In fact, while West Virginia has lost coal market share to Wyoming, it has happened even as Wyoming coal faces both higher severance and overall taxes. West Virginia’s effective severance tax on coal is 4.25%, compared to Wyoming’s rate of 5%, while overall taxes in West Virginia on coal total 6.5%, well below Wyoming’s rate of 10.6%. Even with taxes nearly 40% lower in West Virginia, it isn’t enough to overcome Wyoming’s productivity advantage.
But beyond competition from coal in other states, West Virginia coal faces even stiffer competition in its own backyard from natural gas. Booming natural gas production, which is subject to the same 5% severance tax in West Virginia as coal, has hurt the coal industry as well. The Marcellus and other shale plays have led to a glut of natural gas, driving energy prices down, making gas-fired electricity often a better deal than coal.
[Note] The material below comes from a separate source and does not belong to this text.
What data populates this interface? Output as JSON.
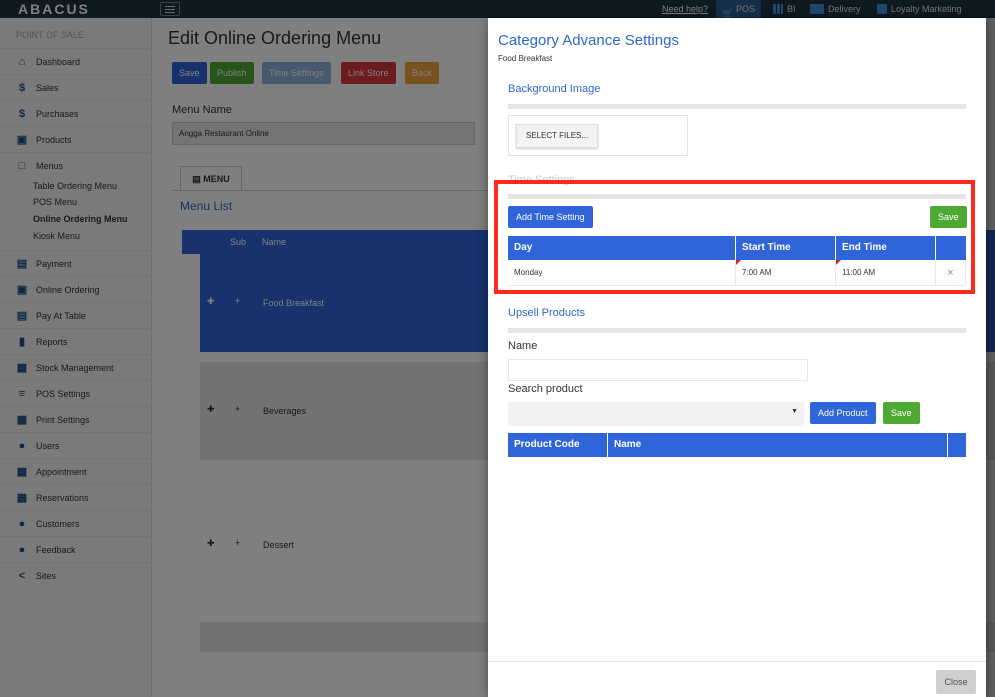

In fact, natural gas topped coal as the nation’s largest source of electricity for several months in 2015. And again, a cut in the state’s severance tax will do little to help make coal more competitive with natural gas.
So while a cut to the severance tax will do little to aid the coal industry, it would spell disaster for the state budget. The severance tax on coal produced a little over $311 million in FY 2015, including both the state and local share. Cutting the severance tax rate from 5% to 2% would have cost nearly $220 million, digging an even deeper financial hole than the state already finds itself in.
The severance tax is important to West Virginia’s budget, and it’s important that we keep it. While the coal industry has long provided important benefits to the state and local economies, it also has created its share of costs, to the point where it can cost the state and taxpayers more than it provides. The severance tax is one of the only ways we have to account for the costs created by the coal industry. And while the coal industry is struggling, it doesn’t mean it should be let off the hook with a dubious tax cut.